The advent of spring brings with it one of the first animals to be admitted to Antler Ridge Wildlife Sanctuary, squirrels.
Worldwide there are nearly 300 different species of squirrels, New Jersey is home to four: the red squirrel, the northern flying squirrel, the southern flying squirrel and most abundant, the eastern gray squirrel.
There are two other squirrels worth mentioning: white squirrels and black squirrels. Though they are unique looking, both squirrels are sub-groups of the eastern gray squirrel. A white squirrel is an albino gray squirrel, while the black squirrel is the result of a genetic mutation that causes excessive pigmentation.

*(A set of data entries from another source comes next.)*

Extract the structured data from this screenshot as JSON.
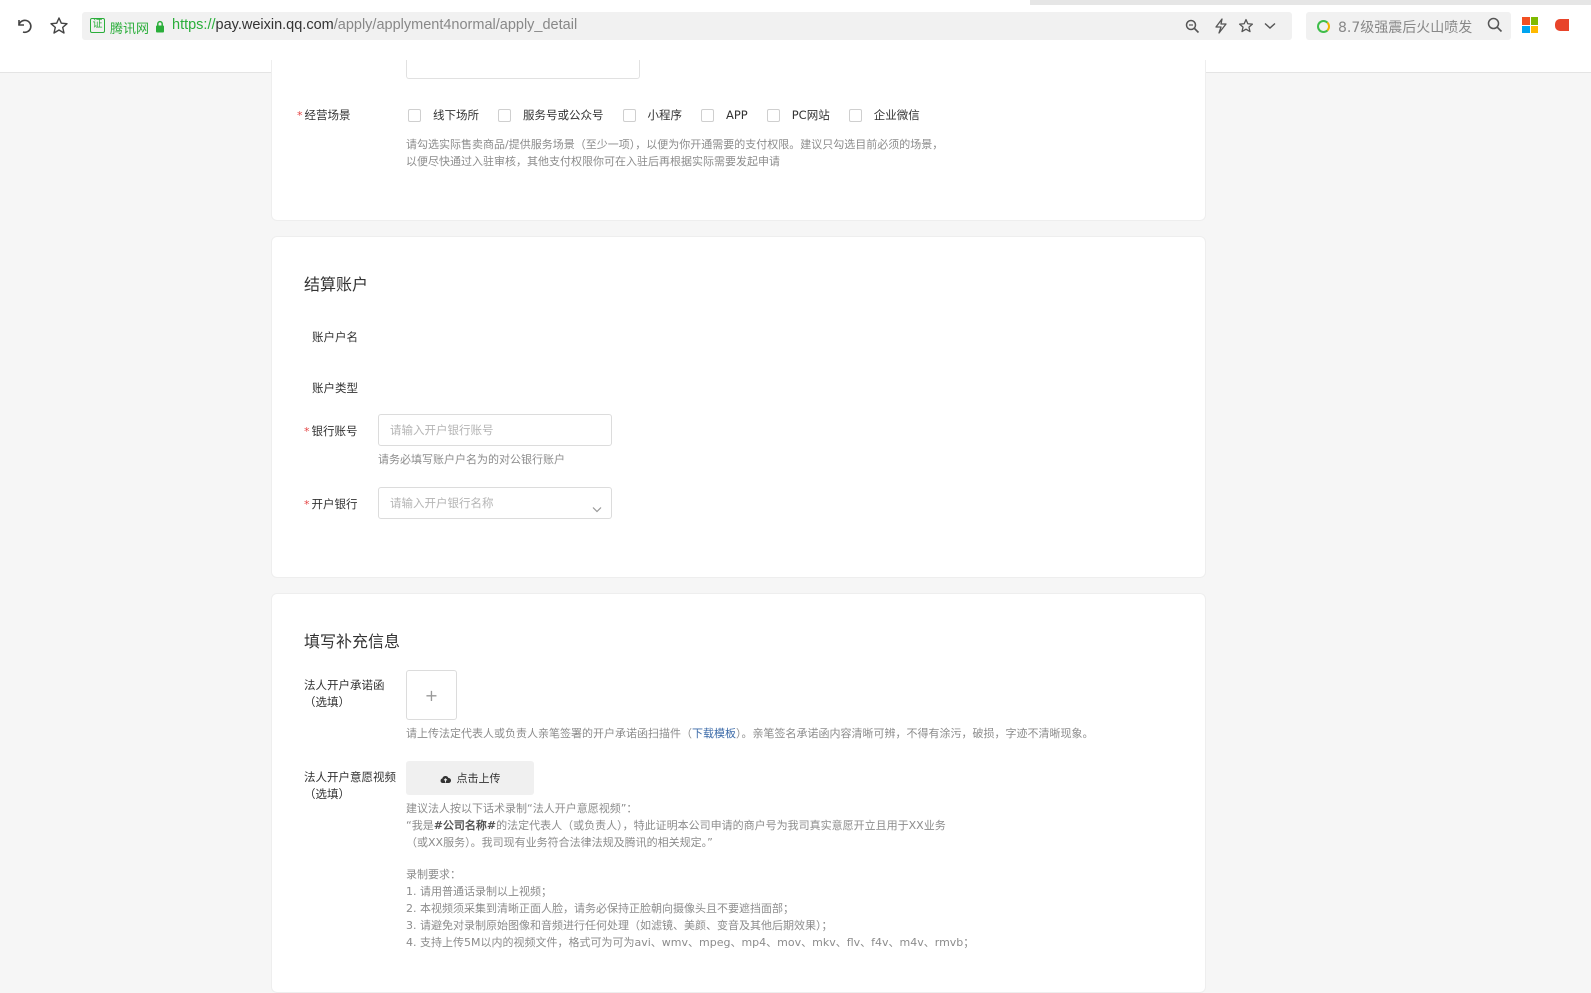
{
  "browser": {
    "cert_badge": "证",
    "cert_name": "腾讯网",
    "url_scheme": "https://",
    "url_host": "pay.weixin.qq.com",
    "url_path": "/apply/applyment4normal/apply_detail",
    "search_text": "8.7级强震后火山喷发"
  },
  "business_scene": {
    "label": "经营场景",
    "required_mark": "*",
    "options": [
      "线下场所",
      "服务号或公众号",
      "小程序",
      "APP",
      "PC网站",
      "企业微信"
    ],
    "hint_line1": "请勾选实际售卖商品/提供服务场景（至少一项），以便为你开通需要的支付权限。建议只勾选目前必须的场景，",
    "hint_line2": "以便尽快通过入驻审核，其他支付权限你可在入驻后再根据实际需要发起申请"
  },
  "settlement": {
    "title": "结算账户",
    "account_name_label": "账户户名",
    "account_type_label": "账户类型",
    "bank_account_label": "银行账号",
    "bank_account_placeholder": "请输入开户银行账号",
    "bank_account_hint": "请务必填写账户户名为的对公银行账户",
    "bank_label": "开户银行",
    "bank_placeholder": "请输入开户银行名称",
    "required_mark": "*"
  },
  "supplement": {
    "title": "填写补充信息",
    "letter_label_1": "法人开户承诺函",
    "letter_label_2": "（选填）",
    "upload_plus": "+",
    "letter_hint_before": "请上传法定代表人或负责人亲笔签署的开户承诺函扫描件（",
    "letter_hint_link": "下载模板",
    "letter_hint_after": "）。亲笔签名承诺函内容清晰可辨，不得有涂污，破损，字迹不清晰现象。",
    "video_label_1": "法人开户意愿视频",
    "video_label_2": "（选填）",
    "upload_button": "点击上传",
    "video_hint_1": "建议法人按以下话术录制“法人开户意愿视频”：",
    "video_hint_2_pre": "“我是",
    "video_hint_2_bold": "#公司名称#",
    "video_hint_2_post": "的法定代表人（或负责人），特此证明本公司申请的商户号为我司真实意愿开立且用于XX业务",
    "video_hint_3": "（或XX服务）。我司现有业务符合法律法规及腾讯的相关规定。”",
    "req_title": "录制要求：",
    "req_1": "1. 请用普通话录制以上视频；",
    "req_2": "2. 本视频须采集到清晰正面人脸，请务必保持正脸朝向摄像头且不要遮挡面部；",
    "req_3": "3. 请避免对录制原始图像和音频进行任何处理（如滤镜、美颜、变音及其他后期效果）；",
    "req_4": "4. 支持上传5M以内的视频文件，格式可为可为avi、wmv、mpeg、mp4、mov、mkv、flv、f4v、m4v、rmvb；"
  },
  "colors": {
    "brand_green": "#2aae3a",
    "required_red": "#e54545",
    "link_blue": "#3b6aa8"
  }
}
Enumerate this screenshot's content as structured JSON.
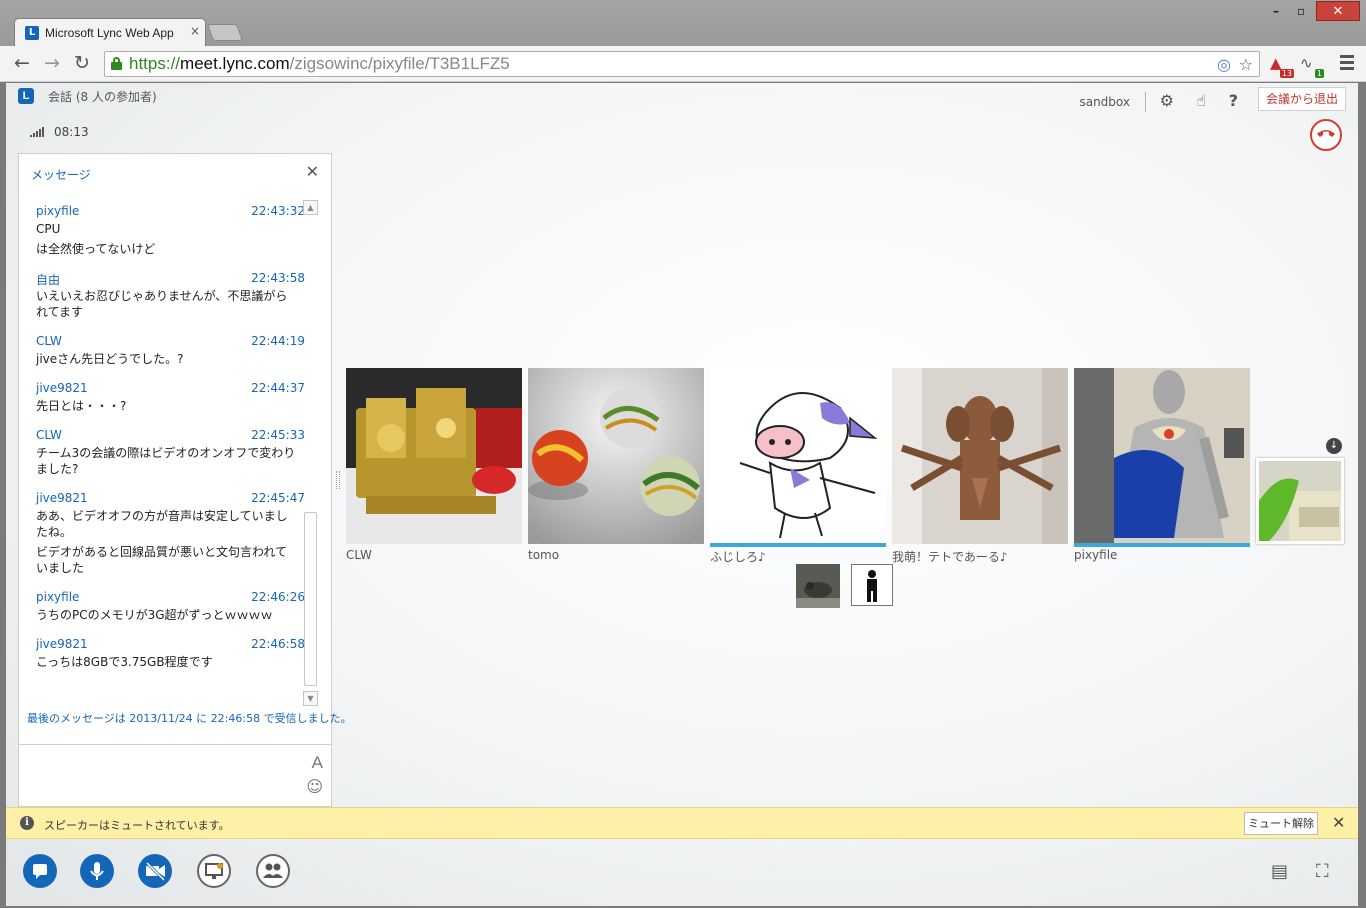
{
  "browser": {
    "tab_title": "Microsoft Lync Web App",
    "tab_close": "×",
    "url_protocol": "https://",
    "url_host": "meet.lync.com",
    "url_path": "/zigsowinc/pixyfile/T3B1LFZ5",
    "extension_badges": [
      "13",
      "1"
    ]
  },
  "app": {
    "logo_letter": "L",
    "conversation_title": "会話 (8 人の参加者)",
    "call_timer": "08:13",
    "user_name": "sandbox",
    "leave_button": "会議から退出",
    "icons": [
      "gear-icon",
      "hand-icon",
      "help-icon",
      "hangup-icon"
    ]
  },
  "messages_panel": {
    "title": "メッセージ",
    "close_label": "✕",
    "messages": [
      {
        "sender": "pixyfile",
        "time": "22:43:32",
        "lines": [
          "CPU",
          "は全然使ってないけど"
        ]
      },
      {
        "sender": "自由",
        "time": "22:43:58",
        "lines": [
          "いえいえお忍びじゃありませんが、不思議がられてます"
        ]
      },
      {
        "sender": "CLW",
        "time": "22:44:19",
        "lines": [
          "jiveさん先日どうでした。?"
        ]
      },
      {
        "sender": "jive9821",
        "time": "22:44:37",
        "lines": [
          "先日とは・・・?"
        ]
      },
      {
        "sender": "CLW",
        "time": "22:45:33",
        "lines": [
          "チーム3の会議の際はビデオのオンオフで変わりました?"
        ]
      },
      {
        "sender": "jive9821",
        "time": "22:45:47",
        "lines": [
          "ああ、ビデオオフの方が音声は安定していましたね。",
          "ビデオがあると回線品質が悪いと文句言われていました"
        ]
      },
      {
        "sender": "pixyfile",
        "time": "22:46:26",
        "lines": [
          "うちのPCのメモリが3G超がずっとｗｗｗｗ"
        ]
      },
      {
        "sender": "jive9821",
        "time": "22:46:58",
        "lines": [
          "こっちは8GBで3.75GB程度です"
        ]
      }
    ],
    "last_received": "最後のメッセージは 2013/11/24 に 22:46:58 で受信しました。",
    "font_button": "A",
    "emoji_button": "☺"
  },
  "gallery": {
    "participants": [
      {
        "name": "CLW",
        "speaking": false
      },
      {
        "name": "tomo",
        "speaking": false
      },
      {
        "name": "ふじしろ♪",
        "speaking": true
      },
      {
        "name": "我萌！テトであーる♪",
        "speaking": false
      },
      {
        "name": "pixyfile",
        "speaking": true
      }
    ]
  },
  "notification": {
    "info_glyph": "i",
    "text": "スピーカーはミュートされています。",
    "unmute_button": "ミュート解除",
    "close_label": "✕"
  },
  "bottom_bar": {
    "buttons": [
      "im-icon",
      "microphone-icon",
      "video-off-icon",
      "present-icon",
      "participants-icon"
    ],
    "right_icons": [
      "meeting-layout-icon",
      "fullscreen-icon"
    ]
  },
  "colors": {
    "accent": "#1466b8",
    "speaking_bar": "#3ba9d9",
    "leave": "#c3362b",
    "notify_bg": "#fdf1a8"
  }
}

Eastern gray squirrels are scatter-hoarders, meaning they bury numerous seeds, nuts, and acorns in random locations for later recovery. Gray squirrels have evolved a detailed spatial memory and recover between 40%-80% of the nuts they bury. The acorns that are lost are not really lost at all; they simply grow into new trees. While you might associate them with raiding your bird feeder, the grey squirrel is one of the most ecologically essential natural forest regenerators that we have.
When it comes to climbing, squirrels have few rivals. Squirrels have a flexible ankle joint which allows their foot to rotate almost 180 degrees, making it possible to descend headfirst down trees.
Red squirrels are smaller than grey squirrels and generally not as abundant in New Jersey. They are most often found in coniferous forests. Instead of relying on scatter-hoarding like the gray squirrel, red squirrels are lauder-hoarders concentrating their food stash in one location. Red squirrels are known for vigorously defending their territory. If you hear one chattering at you, chances are you have wandered too close to their food stash. Red squirrels are excellent swimmers and are also known to tap sugar maple trees for a sweet treat.
Unlike New Jersey’s other two species of squirrels, flying squirrels are nocturnal. Despite their name, flying squirrels do not actually fly. Instead, they glide with the help of a patagium, a membrane of skin that stretches from their wrist to their ankle.
Squirrels do not hibernate, however during the winter flying squirrels can reduce their metabolic rate and body temperature to conserve energy and will nest with other flying squirrels to stay warm.
One other interesting note, researchers have found that flying squirrels fluoresce a neon pink under ultra-violet light. They have no answer yet for why this occurs.
Squirrels are one of the few animals known to seek assistance from humans if in trouble. If you do come across an injured or orphaned squirrel (or any other wild animal), please contact a licensed wildlife rehabilitator immediately.